The Carleton University Fieldhouse was packed with people walking for memories.
Just under 600 participants turned out for the 17th-annual Walk for Memories in support of the Alzheimer Society of Ottawa and Renfrew County on Sunday, Jan. 27, raising more than $249,000 for the cause.
For one Ottawa family, it was an opportunity to help others experiencing the effects of the disease.
“People just really need to understand you don’t need to be afraid,” said Laurel Leslie, who attended the event with her husband Chris, daughters Morgan and Sarah, mother-in-law Vera, sister-in-law Kathy Underhill and her daughter Emily. All hailing from Orléans, Team Pink came decked out in neon shirts, sparkly hats and hair pieces.
The amount of support available from the Alzheimer Society for families and caregivers is incredible, said Laurel, who volunteers with her husband for the organization.
The Leslies have experienced first-hand the effects of the disease.
“On my side it was my maternal grandmother and her sisters. My mother was her personal caregiver for 20 years,” said Laurel, who works for Nurse Next Door, which helps to improve the quality of life of people who require at-home care services. “We saw how it changed everything.”
Her husband’s father passed away from early onset Alzheimer’s 10 years ago.
“I wish my mom and family members knew the amount of support they could get,” she said. “No one has to do it alone.”
The Sons of Scotland pipe band led the first lap around the large indoor track.
“It looks like a very full house, but there’s always room for more,” said Katimavik resident Tracey Pagé, who helped create the Walk for Memories. “We always said we hoped to be the premiere indoor event. I think it’s there.”

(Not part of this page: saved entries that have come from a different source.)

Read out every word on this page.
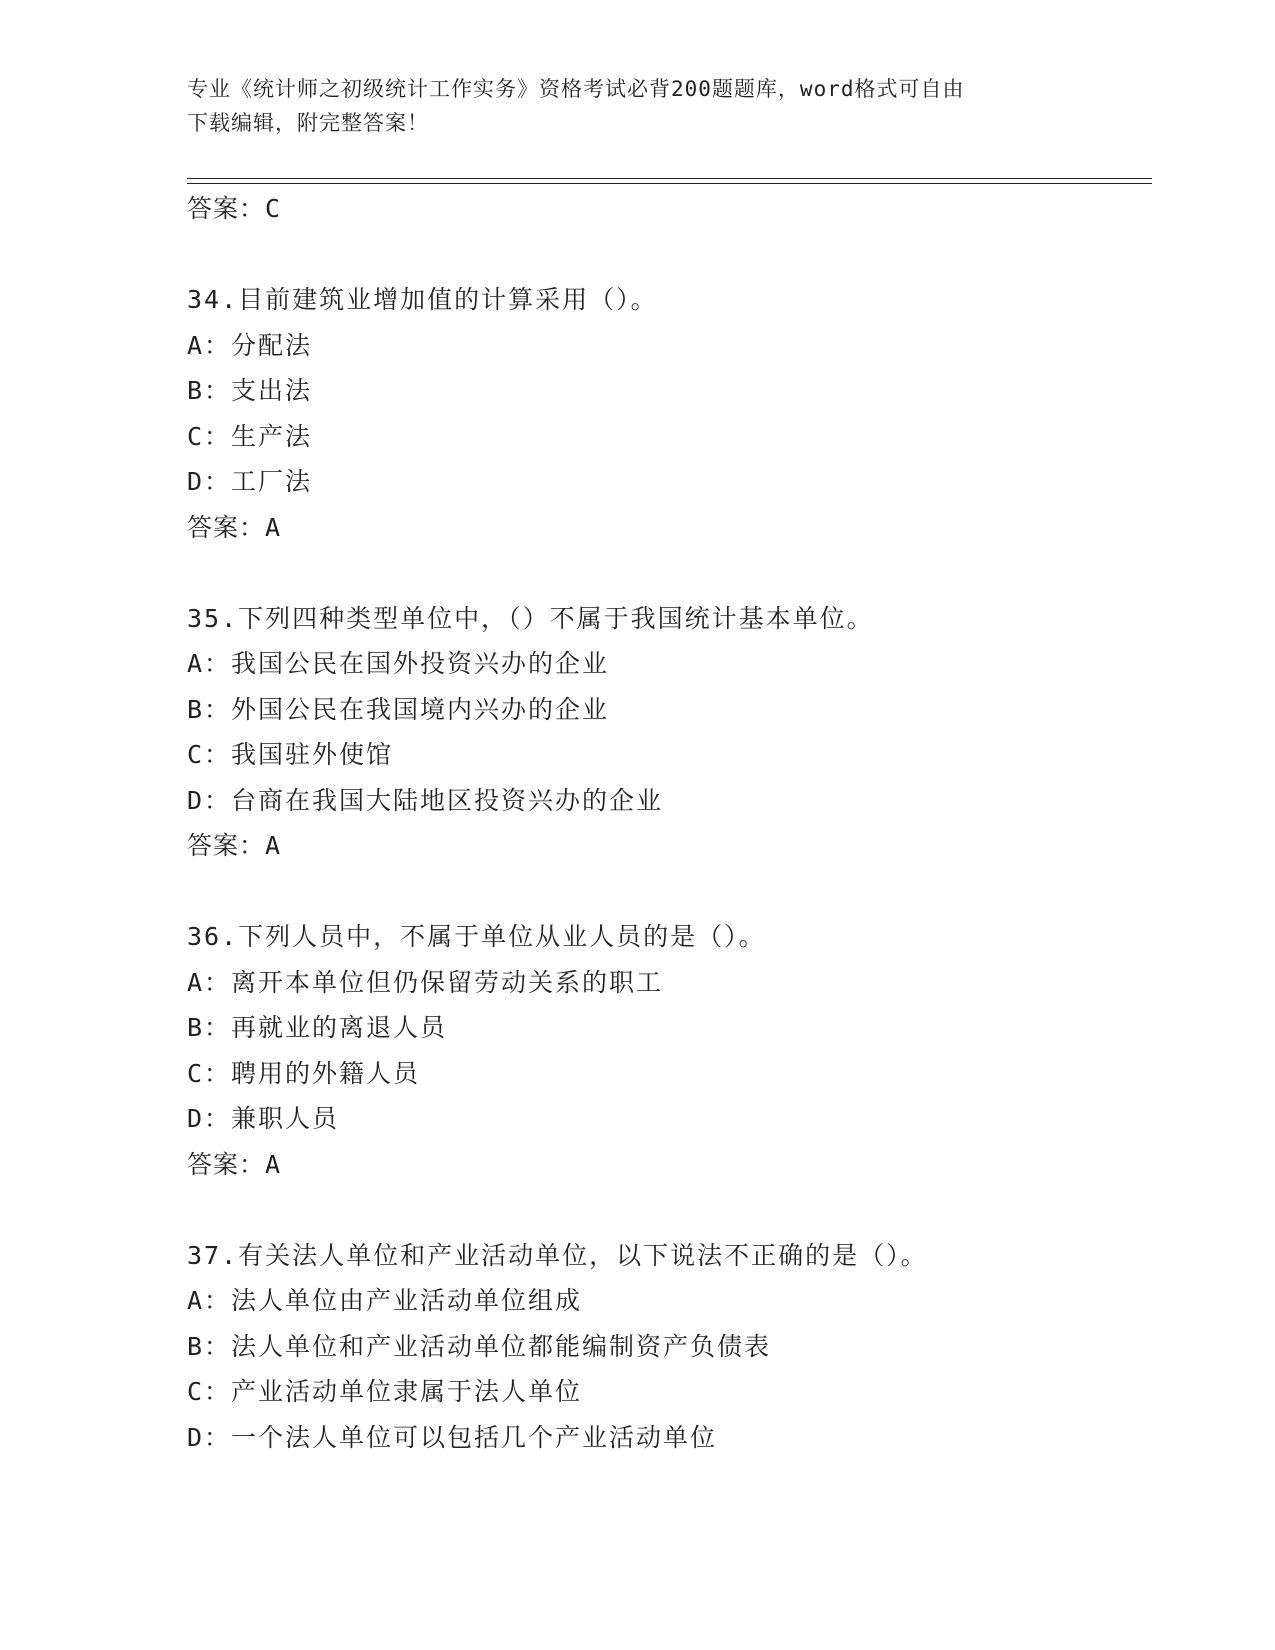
专业《统计师之初级统计工作实务》资格考试必背200题题库，word格式可自由
下载编辑，附完整答案！
答案：C
34.目前建筑业增加值的计算采用（）。
A：分配法
B：支出法
C：生产法
D：工厂法
答案：A
35.下列四种类型单位中，（）不属于我国统计基本单位。
A：我国公民在国外投资兴办的企业
B：外国公民在我国境内兴办的企业
C：我国驻外使馆
D：台商在我国大陆地区投资兴办的企业
答案：A
36.下列人员中，不属于单位从业人员的是（）。
A：离开本单位但仍保留劳动关系的职工
B：再就业的离退人员
C：聘用的外籍人员
D：兼职人员
答案：A
37.有关法人单位和产业活动单位，以下说法不正确的是（）。
A：法人单位由产业活动单位组成
B：法人单位和产业活动单位都能编制资产负债表
C：产业活动单位隶属于法人单位
D：一个法人单位可以包括几个产业活动单位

An accountant with Collins Barrow Ottawa LLP in Bells Corners, she came up with the idea when her firm decided to join forces with a charitable organization.
Every year, Collins Barrow is the lead sponsor and a number of employees and retired accountants volunteer their time to co-ordinate the walk.
“We get fantastic support,” said Alta Vista resident Susan Pope, with the Alzheimer Society. “People are getting very passionate about Alzheimer’s disease because it affects a lot of people.”
The Walk for Memories gives people something positive they can do to help, she added.
“It’s our biggest fundraiser of the year,” said Natalie deReiter, with the Alzheimer Society.
All funds raised from the walk support the programs and services offered by the Alzheimer Society.
“The success of events like this will make a huge impact on the work that we do,” said Ottawa South resident Debbie Seto, spokeswoman for the Alzheimer Society. “The sheer number of participants doing the walk right now is amazing.”
The Walk for Memories raised $249,000 as of Jan. 28 – up from $202,000 last year – with 592 people and 76 teams taking part in this year’s event. Donations received on or before Feb. 28 will be added to this year’s total.
“We’re truly grateful for all their support,” said Seto. “And the winners (are the) families living with dementia.”